簡易檢索 / 詳目顯示

研究生: 于文哲
Wen-che Yu
論文名稱: 基於隱藏式馬可夫模型之人類行為辨識並應用於機器人居家看護
Hidden Markov Model-Based Approach for Recognizing Human Behavior and Application in Robotic Home Care
指導教授: 蔡明忠
Ming-jong Tsai
口試委員: 李敏凡
Min-fan Ricky Lee
鍾國亮
Kuo-liang Chung
學位類別: 碩士
Master
系所名稱: 工程學院 - 自動化及控制研究所
Graduate Institute of Automation and Control
論文出版年: 2014
畢業學年度: 102
語文別: 英文
論文頁數: 81
中文關鍵詞: 人類行為人機互動K-means分群演算法隱藏式馬可夫模型影像監視
外文關鍵詞: Human Behavior, Human-Robot Interaction (HRI), K-means Cluster Algorithm, Hidden Markov model (HMM), Video Surveillance
相關次數: 點閱:422下載:20
分享至:
查詢本校圖書館目錄 查詢臺灣博碩士論文知識加值系統 勘誤回報
  • 近年來在許多高階影像監控的發展應用中,如何從影像中推論出人類行為逐漸成為重要的研究主題。本論文應用隱藏式馬可夫模型(Hidden Markov Model)於居家環境中偵測人類特定行為,並可與機器人互動。本研究中,人類行為以一連串靜態影像框來描述,使用包體結構(Convexity Structure)逼近每張影像框中的像素,以取得最大二值化物件;再取出包體結構的三個重要特徵-寬高關係、高度比例、包體周長比例,來描述該人體的靜態姿勢,此法使原影像串列轉型為三維向量串列。本研究預先取了4000個人類於居家環境中可能存在之姿勢且取出上述的特徵向量,然後經由K-means法分為六個族群;此法使上述三維向量串列轉型成一簡單編碼串列。於訓練階段,使用代表某行為的影片轉出上述的編碼串列,訓練該行為的隱藏式馬可夫模型;測試階段時再將未知行為影片轉成編碼串列輸入訓練好的隱藏式馬可夫模型,以推論該片段所屬行為。
    本研究針對五種在居家環境的正常行為(如走路、快走、彎腰、撿東西、跳躍)與一種異常行為(跌倒),共六種行為進行分析與驗證;實作系統以120段影片包含1.8公尺和1.4公尺高的人做為訓練樣本,之後對240段影片進行驗證,並輸出該行為辨識結果。此系統結合人型機器人來模擬居家看護,機器人可對特定人類行為做出對應的動作。根據實驗結果,此系統可達95%的辨識率,對異常行為亦能有效辨識。


    Recent years, how to infer human behavior from video automatically has become an important topic in many advance video surveillance applications. This study applies a HMM (Hidden Markov model)-based methodology to detect some specific-behaviors of a person in a domestic environment. In this study, a behavior is composed of a series of the static image-frames. For each frame, a Convexity Structure is used to enclose a human body’s shape after segmenting the blob.

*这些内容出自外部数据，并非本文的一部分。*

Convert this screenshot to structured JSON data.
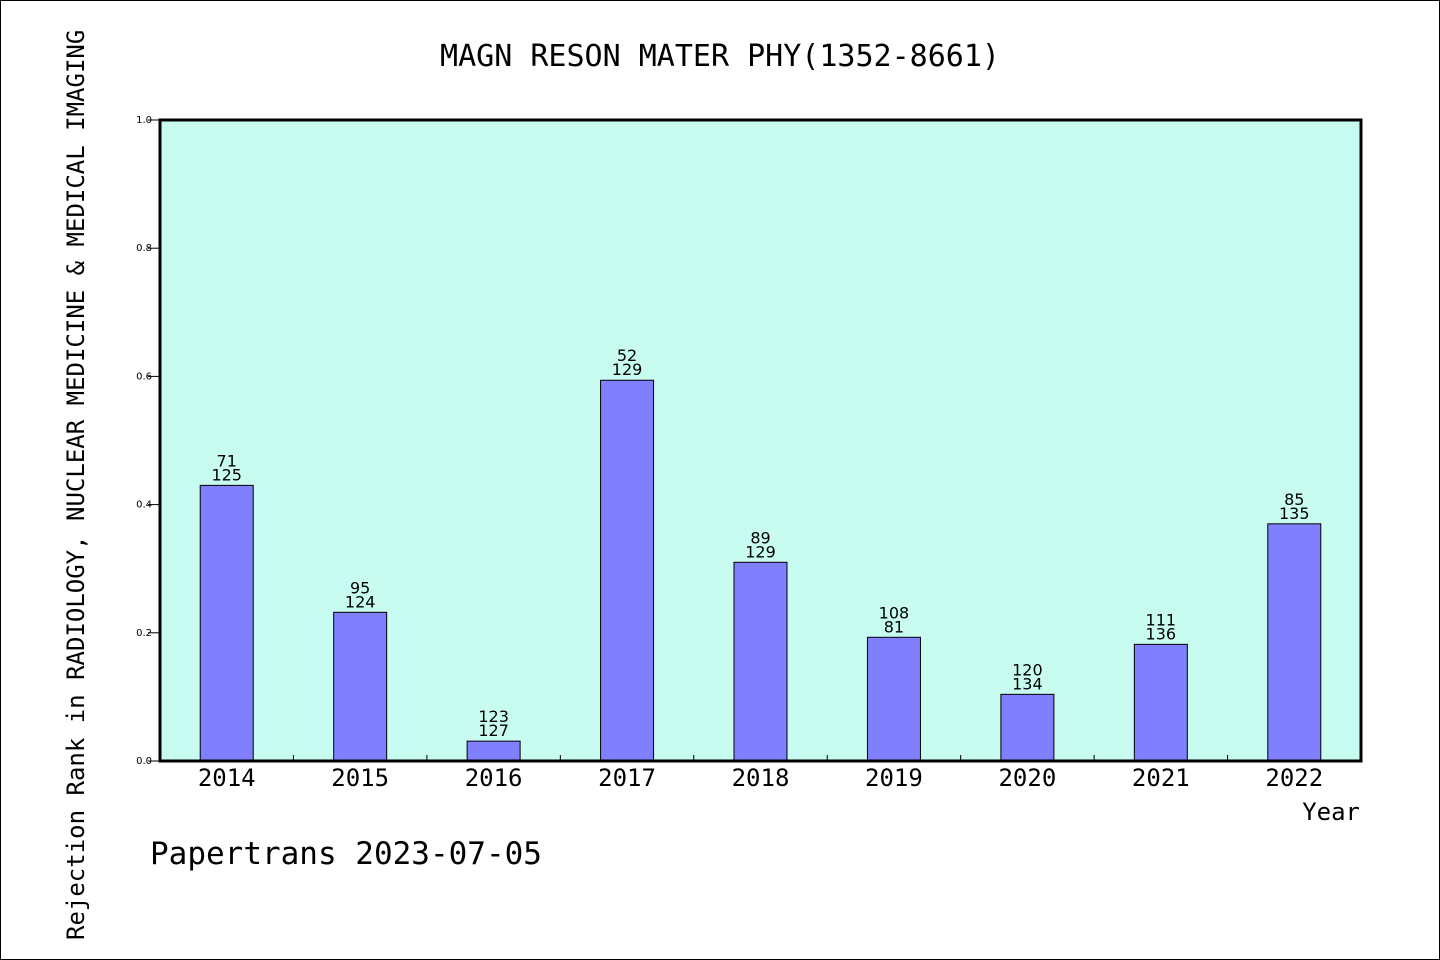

With the Convexity Structure, this study clearly defines three feature parameters, Width Height ratio, Height ratio, and Convex Hull Perimeter ratio as a three-dimensional vector. Firstly, more than 4000 blob types are analyzed from the possible static postures captured from each interested behavior. Then, they are clustered into 6 feature-postures by using K-mean method, and a codebook is created for mapping the image blobs into one of 6 feature blob-types during training/recognition stage. Consequently, the time-sequential blobs are converted to a feature-vector sequence and transformed into a symbolic-sequence by the codebook. Thus a learned HMM can be obtained by this symbolic-sequence from a given specific-behavior. After that, the learned HMM is used to detect the unknown behavior to investigate which behavior it is.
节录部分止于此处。